A place in my heart – The Mekong southland

You can love a place before you see it.  A place you continue to hold in your heart even after you know it, faults and all. That’s the Mekong Southland for me.Airscape and the Tien Giang River

My husband is a man of the Mekong southland. He was born in the deep south, in a town on brackish salt marshes a hundred kilometres from the southernmost branch of the nine-mouths of the Mekong River. He grew up in a small city on the Hau Giang, the largest branch of the river, and he went to school in Saigon, 40 kilometres from the Tien Giang, the Mekong’s northernmost branch. I began to love the Mekong southland because I loved him.

I fell in love again the first time he took me to visit in 1991. I’ve kept a place in my heart for it since, warts and all.

The guns are silenced, Vietnam is unified but the Southland is still recovering from trauma.
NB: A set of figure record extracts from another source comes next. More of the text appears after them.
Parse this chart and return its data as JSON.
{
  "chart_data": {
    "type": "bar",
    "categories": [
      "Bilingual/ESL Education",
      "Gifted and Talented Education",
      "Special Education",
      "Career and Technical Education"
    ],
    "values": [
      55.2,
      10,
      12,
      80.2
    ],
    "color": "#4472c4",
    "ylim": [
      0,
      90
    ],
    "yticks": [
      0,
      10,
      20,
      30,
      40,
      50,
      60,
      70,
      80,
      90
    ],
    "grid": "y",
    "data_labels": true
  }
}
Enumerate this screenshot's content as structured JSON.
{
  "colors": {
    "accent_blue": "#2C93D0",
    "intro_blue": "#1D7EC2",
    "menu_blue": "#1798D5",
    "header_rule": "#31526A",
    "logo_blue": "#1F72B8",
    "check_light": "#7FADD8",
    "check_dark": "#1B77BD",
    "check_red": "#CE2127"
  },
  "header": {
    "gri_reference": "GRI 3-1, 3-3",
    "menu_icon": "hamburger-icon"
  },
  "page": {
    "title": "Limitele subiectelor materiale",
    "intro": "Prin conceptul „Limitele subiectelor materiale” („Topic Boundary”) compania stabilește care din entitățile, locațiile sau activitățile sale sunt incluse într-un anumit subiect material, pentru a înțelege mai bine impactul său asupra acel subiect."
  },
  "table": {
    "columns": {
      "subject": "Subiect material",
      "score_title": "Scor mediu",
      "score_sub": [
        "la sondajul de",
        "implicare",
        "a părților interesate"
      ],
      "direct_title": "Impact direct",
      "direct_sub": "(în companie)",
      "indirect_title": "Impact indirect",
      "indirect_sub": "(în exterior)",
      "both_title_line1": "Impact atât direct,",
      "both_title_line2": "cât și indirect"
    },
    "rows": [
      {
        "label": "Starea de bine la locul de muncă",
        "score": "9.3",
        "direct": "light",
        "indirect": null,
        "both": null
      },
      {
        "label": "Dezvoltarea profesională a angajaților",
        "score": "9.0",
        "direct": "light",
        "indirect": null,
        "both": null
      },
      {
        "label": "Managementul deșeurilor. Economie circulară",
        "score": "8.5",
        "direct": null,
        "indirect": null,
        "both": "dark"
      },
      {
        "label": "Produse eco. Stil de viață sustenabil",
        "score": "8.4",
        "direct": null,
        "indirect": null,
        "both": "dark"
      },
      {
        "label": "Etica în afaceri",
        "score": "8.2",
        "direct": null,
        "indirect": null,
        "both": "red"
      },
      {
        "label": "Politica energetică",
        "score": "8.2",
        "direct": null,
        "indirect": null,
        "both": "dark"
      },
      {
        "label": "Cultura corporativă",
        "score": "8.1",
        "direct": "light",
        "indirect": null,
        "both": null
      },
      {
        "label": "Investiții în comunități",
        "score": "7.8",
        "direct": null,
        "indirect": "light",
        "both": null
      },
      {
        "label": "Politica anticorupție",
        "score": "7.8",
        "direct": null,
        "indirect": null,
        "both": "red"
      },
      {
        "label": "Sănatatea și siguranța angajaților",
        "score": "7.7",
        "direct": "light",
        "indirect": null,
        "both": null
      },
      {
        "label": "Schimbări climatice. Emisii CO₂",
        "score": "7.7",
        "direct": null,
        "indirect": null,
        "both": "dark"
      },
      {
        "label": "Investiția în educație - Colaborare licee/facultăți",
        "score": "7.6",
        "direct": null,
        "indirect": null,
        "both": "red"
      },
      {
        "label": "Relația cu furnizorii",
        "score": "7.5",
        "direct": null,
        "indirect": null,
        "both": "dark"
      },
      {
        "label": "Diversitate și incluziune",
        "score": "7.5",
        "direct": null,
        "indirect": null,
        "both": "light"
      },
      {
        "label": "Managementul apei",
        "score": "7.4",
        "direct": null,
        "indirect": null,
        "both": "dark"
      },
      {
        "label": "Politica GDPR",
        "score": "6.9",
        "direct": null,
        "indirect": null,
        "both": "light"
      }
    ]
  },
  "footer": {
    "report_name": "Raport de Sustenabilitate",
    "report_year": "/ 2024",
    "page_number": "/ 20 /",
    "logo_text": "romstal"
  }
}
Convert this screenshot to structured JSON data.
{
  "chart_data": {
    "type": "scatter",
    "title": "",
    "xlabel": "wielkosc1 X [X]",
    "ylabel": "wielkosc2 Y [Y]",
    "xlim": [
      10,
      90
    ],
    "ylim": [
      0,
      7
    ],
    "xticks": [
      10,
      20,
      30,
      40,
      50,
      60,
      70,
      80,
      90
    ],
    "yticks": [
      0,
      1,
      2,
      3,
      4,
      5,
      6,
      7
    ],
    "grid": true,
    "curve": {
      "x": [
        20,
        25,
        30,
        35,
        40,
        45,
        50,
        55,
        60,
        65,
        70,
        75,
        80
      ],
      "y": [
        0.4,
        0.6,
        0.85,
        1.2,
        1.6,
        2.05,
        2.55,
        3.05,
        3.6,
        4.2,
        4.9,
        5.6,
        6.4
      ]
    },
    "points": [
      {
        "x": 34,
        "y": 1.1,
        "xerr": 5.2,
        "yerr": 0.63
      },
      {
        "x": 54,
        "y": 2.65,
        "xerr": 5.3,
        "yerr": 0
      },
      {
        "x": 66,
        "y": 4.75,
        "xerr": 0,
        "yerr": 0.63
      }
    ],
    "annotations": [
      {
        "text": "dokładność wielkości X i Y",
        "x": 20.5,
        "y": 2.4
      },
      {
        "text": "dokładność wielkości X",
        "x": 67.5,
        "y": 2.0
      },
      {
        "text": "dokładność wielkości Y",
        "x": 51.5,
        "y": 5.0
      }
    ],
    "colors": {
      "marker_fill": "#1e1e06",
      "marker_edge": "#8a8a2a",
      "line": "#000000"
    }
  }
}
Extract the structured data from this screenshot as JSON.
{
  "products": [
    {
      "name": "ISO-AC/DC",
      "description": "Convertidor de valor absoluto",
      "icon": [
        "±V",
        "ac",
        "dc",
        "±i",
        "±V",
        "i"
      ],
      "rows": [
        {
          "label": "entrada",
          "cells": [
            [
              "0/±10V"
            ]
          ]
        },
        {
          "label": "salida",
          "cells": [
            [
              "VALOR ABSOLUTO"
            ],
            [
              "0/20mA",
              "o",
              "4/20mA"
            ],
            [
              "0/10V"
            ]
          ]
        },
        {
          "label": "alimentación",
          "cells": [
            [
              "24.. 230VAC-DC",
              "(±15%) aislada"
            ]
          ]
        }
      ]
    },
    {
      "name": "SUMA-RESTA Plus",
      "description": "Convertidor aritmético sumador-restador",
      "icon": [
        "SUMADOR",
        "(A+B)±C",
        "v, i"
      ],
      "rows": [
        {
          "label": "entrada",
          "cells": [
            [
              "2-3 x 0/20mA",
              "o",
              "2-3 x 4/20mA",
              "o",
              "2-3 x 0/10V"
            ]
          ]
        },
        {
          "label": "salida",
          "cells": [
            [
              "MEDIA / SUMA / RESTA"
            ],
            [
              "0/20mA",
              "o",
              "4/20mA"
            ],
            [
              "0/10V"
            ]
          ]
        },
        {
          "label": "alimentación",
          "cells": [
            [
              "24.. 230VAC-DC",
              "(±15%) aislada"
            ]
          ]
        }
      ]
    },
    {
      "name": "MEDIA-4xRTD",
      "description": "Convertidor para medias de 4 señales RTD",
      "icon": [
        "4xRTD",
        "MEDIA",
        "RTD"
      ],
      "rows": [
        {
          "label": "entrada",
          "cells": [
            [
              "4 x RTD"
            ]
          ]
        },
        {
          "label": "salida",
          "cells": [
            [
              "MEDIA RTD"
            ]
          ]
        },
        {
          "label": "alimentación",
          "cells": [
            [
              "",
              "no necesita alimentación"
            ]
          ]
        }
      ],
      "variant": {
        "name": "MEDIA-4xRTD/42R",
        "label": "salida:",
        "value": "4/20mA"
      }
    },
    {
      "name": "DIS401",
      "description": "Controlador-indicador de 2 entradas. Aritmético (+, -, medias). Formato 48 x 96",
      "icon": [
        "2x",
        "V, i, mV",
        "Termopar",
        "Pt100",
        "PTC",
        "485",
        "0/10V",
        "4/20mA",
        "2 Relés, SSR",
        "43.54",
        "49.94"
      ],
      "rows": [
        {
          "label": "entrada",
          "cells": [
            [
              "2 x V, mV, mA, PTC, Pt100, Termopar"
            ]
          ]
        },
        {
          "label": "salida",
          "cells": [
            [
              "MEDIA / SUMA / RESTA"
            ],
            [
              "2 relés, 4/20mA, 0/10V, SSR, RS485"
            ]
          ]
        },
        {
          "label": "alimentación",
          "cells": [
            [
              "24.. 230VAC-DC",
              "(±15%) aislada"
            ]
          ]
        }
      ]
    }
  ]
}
It’s not just the war the Americans have been traumatized by. The Southland’s rich earth has been stained by blood for a thousand years, from the time of the first territorial disputes with Cambodia in the time of Angkor Wat to just last year when a woman dissident’s mother immolated herself in the name of press freedom.

Despite the economic progress made since the war, the fact that the Southland is the ricebowl of Vietnam and one of the ricebowls of the world, that Vietnam’s wealthiest city Saigon sits at the northernmost point of the region, the people of the Southland are by and large as dirt poor as their soil is rich. You can’t eat dirt after all. So girls from the Delta leave their homes as soon as they’re grown to sell themselves in the factories around Saigon, the bars in the city, and the brothels in surrounding South East Asian countries. So men make the trek out as well to be construction workers and navvies.

It’s a place where the contrast between rich and poor is so wide few can resist the temptation to cut a few corners, to dip their hands in the till.

On the road down to the Delta and back, the van we were travelling in was stopped both times so our driver could pay New Year respects to the traffic police. We accept the need to stop with resigned good grace. Everyone wants to do better. Can we fault ambition?

But I like to believe there is hope. And when we returned to our apartment in the city with all its mod-cons and I wrote this poem about hope to a friend, I realized, it was also a poem about hope for this land that I have grown to love.

Here’s the poem to share –

Morning in Vietnam

It’s morning here in Vietnam where it’s night over there for you.
Soon you’ll sleep and in His arms be lifted up.

It’s morning here in Vietnam.
As in years past, the Saigon river flows from my right to my left and towards the sea.
In a field below my window a farmer waters his cucumbers; each sprout an exclamation of green protesting the blood-red past.
Life comes again, relentless.

It’s morning here in Vietnam and soon it’ll be morning there for you.
It is morning, when the sun rises on eagle’s wings.
And all is lifted into light.

What are the places in your heart? What are the warts in these places that you hope to lift into light? Do share. Leave a comment.

Comments
6 Responses to “A place in my heart – The Mekong southland”
  1. A beautiful word picture. I love the poem. The place I hold in my heart is Rwanda, which has also seen so much bloodshed and trouble. I pray that the survivors of the genocide and their children will forgive, but never forget.

  2. One More day says:

    Written beautifully and very informative Audrey, the poem is awesome. I hold the Far South Coast of Australia in my heart because it has meant wide open spaces and peace. A place far from the noise and closer to nature.

  3. This is heartbreakingly beautiful Audrey. But above else this is a post about hope. And that to me gives life to the world. The place I will always hold close to my heart is Afghanistan. It might be true to say that once upon a time I lived in Afghanistan and it changed my life forever. Sharon

    • Audrey Chin says:

      Thank you for your kind comments Sharon. Did you actually live in Afghanistan or is it a place you feel and unnerving affinity with, so familiar you know you must have lived there before in a different life? Do you write about in on your blog? I’d love to hear.